Тут ярость обуяла испытуемого на мытарствах, гнев охватил его с головы и до пят. Он хотел ударить педика-беса и убить его! Но поднятую руку враз обмахнуло пламя, загорелись волоски и кожа на щеке, занялись волосы в паху. Здесь совсем уж безумный, обламывающий голову с хрустом, как конец огурца, гнев вошел в испытуемого. Он рванулся назад, но проволока вокруг огненной ямы стала гуще, тесней и продраться сквозь нее было теперь нельзя, невозможно! В гибельном гневе стал хватать он горящие теперь во весь накал электроды руками. И на руках его вздулись страшные, шире шаров воздушных, волдыри. И обвиснув тестом, лопнули. Но потом вздулись вновь. А вскоре загорелась под ногами и сама твердь, запылали ботинки испытуемого, задымились ступни его.
Кончаясь от страшной боли, которая, как вдруг он понял, будет теперь с ним всегда, испытуемый стал падать вниз. Падая же, мучился невыносимо. Мучился тем, что ярость (чувство излишнее, чувство ненужное!) не смог унять и на небе, уничтожив тем самым еще какую-то частицу своей души. Падал он и с плотным осознанием того, что больше ему на мытарства не подняться, что участь его решена, а судьба дописана до строчки: летит он не наземь - летит прямехонько в ад!

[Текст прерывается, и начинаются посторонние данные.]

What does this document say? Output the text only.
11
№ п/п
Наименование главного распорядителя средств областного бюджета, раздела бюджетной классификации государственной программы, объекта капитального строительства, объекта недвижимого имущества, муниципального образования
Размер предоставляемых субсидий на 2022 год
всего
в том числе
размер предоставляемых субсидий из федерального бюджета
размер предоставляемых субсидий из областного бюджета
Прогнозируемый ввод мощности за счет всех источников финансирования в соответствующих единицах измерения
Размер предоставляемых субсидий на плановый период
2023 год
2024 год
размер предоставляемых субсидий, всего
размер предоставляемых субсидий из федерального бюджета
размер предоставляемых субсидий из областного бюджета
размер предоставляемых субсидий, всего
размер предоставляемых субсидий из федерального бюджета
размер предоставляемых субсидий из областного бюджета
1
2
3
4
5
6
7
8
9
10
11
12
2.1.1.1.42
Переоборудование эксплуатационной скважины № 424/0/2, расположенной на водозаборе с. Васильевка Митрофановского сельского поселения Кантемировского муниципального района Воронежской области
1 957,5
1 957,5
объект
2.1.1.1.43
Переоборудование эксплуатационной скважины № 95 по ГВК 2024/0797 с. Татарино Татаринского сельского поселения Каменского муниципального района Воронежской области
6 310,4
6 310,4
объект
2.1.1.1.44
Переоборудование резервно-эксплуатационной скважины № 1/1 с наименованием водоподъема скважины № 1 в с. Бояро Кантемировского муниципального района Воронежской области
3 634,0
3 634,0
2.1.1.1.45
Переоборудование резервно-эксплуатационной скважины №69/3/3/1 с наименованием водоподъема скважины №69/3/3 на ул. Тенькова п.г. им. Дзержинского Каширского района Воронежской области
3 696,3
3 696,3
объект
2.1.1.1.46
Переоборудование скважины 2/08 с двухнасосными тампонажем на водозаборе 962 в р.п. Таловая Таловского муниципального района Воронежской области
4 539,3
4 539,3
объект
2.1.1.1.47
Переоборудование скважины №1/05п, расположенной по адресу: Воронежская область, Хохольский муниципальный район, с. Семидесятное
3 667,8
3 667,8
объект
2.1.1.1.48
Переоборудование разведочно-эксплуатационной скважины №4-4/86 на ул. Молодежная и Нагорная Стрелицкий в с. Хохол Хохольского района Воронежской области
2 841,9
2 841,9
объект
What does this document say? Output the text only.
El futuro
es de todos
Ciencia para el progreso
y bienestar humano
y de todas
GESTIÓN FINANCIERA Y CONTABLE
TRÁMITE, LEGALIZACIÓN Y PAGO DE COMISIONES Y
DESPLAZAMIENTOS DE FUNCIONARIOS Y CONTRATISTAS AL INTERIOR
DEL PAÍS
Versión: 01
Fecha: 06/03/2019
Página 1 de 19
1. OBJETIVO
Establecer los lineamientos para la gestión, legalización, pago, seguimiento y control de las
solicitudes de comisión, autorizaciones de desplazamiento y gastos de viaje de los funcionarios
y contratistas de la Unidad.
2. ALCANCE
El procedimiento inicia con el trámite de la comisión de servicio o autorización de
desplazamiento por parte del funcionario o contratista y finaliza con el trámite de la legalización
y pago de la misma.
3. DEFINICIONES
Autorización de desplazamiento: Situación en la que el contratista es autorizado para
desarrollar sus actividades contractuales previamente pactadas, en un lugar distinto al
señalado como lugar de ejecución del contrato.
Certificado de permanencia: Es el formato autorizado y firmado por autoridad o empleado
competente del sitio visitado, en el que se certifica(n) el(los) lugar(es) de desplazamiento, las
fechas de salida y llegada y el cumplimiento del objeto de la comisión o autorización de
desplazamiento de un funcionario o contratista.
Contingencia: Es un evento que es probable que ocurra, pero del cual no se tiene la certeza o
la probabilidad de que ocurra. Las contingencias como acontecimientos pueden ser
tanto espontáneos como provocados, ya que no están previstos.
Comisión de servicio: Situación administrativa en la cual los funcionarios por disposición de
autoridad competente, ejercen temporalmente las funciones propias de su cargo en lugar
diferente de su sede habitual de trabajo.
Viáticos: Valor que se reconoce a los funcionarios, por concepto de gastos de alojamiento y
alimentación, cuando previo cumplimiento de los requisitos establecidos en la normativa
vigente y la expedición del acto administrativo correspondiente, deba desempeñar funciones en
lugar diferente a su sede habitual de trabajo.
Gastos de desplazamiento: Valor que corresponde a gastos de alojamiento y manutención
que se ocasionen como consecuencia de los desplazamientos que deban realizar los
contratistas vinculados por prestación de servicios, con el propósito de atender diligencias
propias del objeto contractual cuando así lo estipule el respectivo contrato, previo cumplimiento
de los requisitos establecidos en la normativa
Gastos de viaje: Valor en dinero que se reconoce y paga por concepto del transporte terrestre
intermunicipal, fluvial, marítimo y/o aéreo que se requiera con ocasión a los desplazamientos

Но внезапно был испытуемый под руки подхвачен, от стволовых, огненных ямин неба оттянут.
- Не так ли и на земле гневался ты, безумец? Не так ли и в ярость впадал? Хорошо еще, не кажночасно, - спел на ухо мытарящемуся мальчик-ангел.
И тогда уразумел он: испытание им выдержано! И от этого сразу впал в сладчайшее и ослабляющее смертную истому забытье. После забытья же, после непонятно где - то ли на небе, то ли на земле - пребывания и бесконечного, но не слишком вылегчившего душу плача стал готовиться он к новому мытарству. Потому что узнал: в муках мытарств - их сладость. В тяжких карах - надежда на выздоровление.
Сочинитель слухов
Утро холодное, утро неясное, утро, пока не испятнанное едко-заразными облачками человечьих выдохов, не истыканное огоньками сигарет и насмешек, но уже и лукавое, уже на все готовое, - выскользнуло из облачной низкой постели и, смущая душу гарнизонной своей голизной, всем телом легло на Москву.
И сразу же в слабо колыхаемую плоть этого не первосортного, но все же сладостного тела стали вонзаться ножи и булавки слухов, шильца и спицы домыслов.